Tuesday, April 29, 2008
A few weeks ago I convinced myself that this baby is coming early. So, I got every possible thing ready. And now I'm ready. And now I'm bored.
If you are pregnant and sometime, about 4 weeks away from your due date you start to have symptoms of early labor...ignore them! It doesn't necessarily mean anything. Though, of course, it could mean something. And that part is aggravating. At least once a day I feel something weird and think, "hmmmm..." Somedays I am good at ignoring it by thinking things like, "oh, come on. You'll need to do a little more than that to get my attention." But somedays I'm not so good at it. "I need to sneeze! This might be it! It might enough to start labor!"

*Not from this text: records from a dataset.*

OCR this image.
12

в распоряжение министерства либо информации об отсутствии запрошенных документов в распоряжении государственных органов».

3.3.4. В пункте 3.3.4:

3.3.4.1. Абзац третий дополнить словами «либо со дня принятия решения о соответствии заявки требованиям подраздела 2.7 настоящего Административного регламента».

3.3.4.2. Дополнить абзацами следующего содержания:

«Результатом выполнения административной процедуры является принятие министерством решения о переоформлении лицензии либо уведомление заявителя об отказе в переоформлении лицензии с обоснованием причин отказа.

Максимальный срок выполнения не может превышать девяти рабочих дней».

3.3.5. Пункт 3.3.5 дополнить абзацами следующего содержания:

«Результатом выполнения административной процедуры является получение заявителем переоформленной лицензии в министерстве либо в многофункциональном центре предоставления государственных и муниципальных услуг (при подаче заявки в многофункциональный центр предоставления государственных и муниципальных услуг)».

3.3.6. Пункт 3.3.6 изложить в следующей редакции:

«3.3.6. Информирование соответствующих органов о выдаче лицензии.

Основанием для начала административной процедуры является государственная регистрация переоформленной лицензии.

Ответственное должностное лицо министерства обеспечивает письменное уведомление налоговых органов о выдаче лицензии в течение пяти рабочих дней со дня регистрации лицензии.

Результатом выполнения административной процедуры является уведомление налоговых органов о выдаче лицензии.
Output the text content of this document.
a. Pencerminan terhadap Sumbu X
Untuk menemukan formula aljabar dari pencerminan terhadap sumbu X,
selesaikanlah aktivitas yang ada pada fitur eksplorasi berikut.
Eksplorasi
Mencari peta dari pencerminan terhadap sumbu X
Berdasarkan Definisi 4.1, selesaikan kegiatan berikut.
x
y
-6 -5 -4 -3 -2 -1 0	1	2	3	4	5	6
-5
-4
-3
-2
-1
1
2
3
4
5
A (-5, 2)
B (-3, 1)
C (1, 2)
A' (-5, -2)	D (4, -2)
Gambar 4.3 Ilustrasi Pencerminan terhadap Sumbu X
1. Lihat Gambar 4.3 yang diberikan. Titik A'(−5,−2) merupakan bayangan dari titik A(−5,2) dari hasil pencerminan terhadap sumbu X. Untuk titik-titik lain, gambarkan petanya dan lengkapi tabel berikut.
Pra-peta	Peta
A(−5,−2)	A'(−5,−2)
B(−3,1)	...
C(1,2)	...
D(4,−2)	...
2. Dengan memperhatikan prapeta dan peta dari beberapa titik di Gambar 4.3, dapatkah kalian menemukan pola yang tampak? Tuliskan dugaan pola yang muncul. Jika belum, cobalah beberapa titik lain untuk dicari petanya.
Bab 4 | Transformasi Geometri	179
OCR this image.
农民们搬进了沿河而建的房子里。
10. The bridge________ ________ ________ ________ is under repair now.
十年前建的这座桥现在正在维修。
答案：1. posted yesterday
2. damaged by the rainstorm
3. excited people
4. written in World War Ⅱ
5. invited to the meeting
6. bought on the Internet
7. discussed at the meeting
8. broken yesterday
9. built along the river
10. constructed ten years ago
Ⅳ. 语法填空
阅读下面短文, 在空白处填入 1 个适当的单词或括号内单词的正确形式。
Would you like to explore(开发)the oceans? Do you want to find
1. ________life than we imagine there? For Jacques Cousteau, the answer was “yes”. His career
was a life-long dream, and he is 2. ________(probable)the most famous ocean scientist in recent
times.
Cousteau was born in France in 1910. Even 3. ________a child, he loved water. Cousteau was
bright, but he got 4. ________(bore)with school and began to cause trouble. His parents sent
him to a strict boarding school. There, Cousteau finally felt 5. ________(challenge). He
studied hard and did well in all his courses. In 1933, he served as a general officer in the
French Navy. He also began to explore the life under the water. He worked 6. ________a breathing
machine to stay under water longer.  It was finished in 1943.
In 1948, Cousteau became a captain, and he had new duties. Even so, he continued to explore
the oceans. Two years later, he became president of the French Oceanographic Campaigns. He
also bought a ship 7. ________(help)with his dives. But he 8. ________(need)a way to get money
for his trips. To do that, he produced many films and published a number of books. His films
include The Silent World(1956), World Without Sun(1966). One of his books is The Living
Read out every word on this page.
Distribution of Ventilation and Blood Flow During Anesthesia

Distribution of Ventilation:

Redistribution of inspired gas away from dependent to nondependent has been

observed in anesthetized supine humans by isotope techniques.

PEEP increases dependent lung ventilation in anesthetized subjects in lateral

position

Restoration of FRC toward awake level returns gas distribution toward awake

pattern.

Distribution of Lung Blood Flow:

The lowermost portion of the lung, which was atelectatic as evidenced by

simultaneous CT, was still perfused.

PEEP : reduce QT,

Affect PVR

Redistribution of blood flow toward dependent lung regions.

I know, I know. Ridiculous.
Yesterday was rainy and yucky and Andrew and I stayed inside and stared at each other all day. He was much better about it than I was. Today, we are going out. It is still cloudy and a little chilly. But I have big plans to get out and do something. I'm just not sure what yet. And I'm not even sure it matters.
My projects are drawing to a close. Especially the ones I can do while Andrew is up. My to-do list for each day is lame and uninspiring. The good news is that I am reading this great book on baking and I have groceries coming later today that will give Andrew and I some projects to work on, and eat this week. Plus, the sun should come out a little tomorrow. So if I can just wander through today, allowing myself another slow, quiet afternoon, I think I'll be over the hump.
Or who knows? Maybe in say, 10 minutes, labor will start and I'll have a not-lame-at-all, very inspiring project to work on.
But, I'm not holding my breath. This baby is not due for another week and a half.
I think I might be better off hoping for the sun to come out.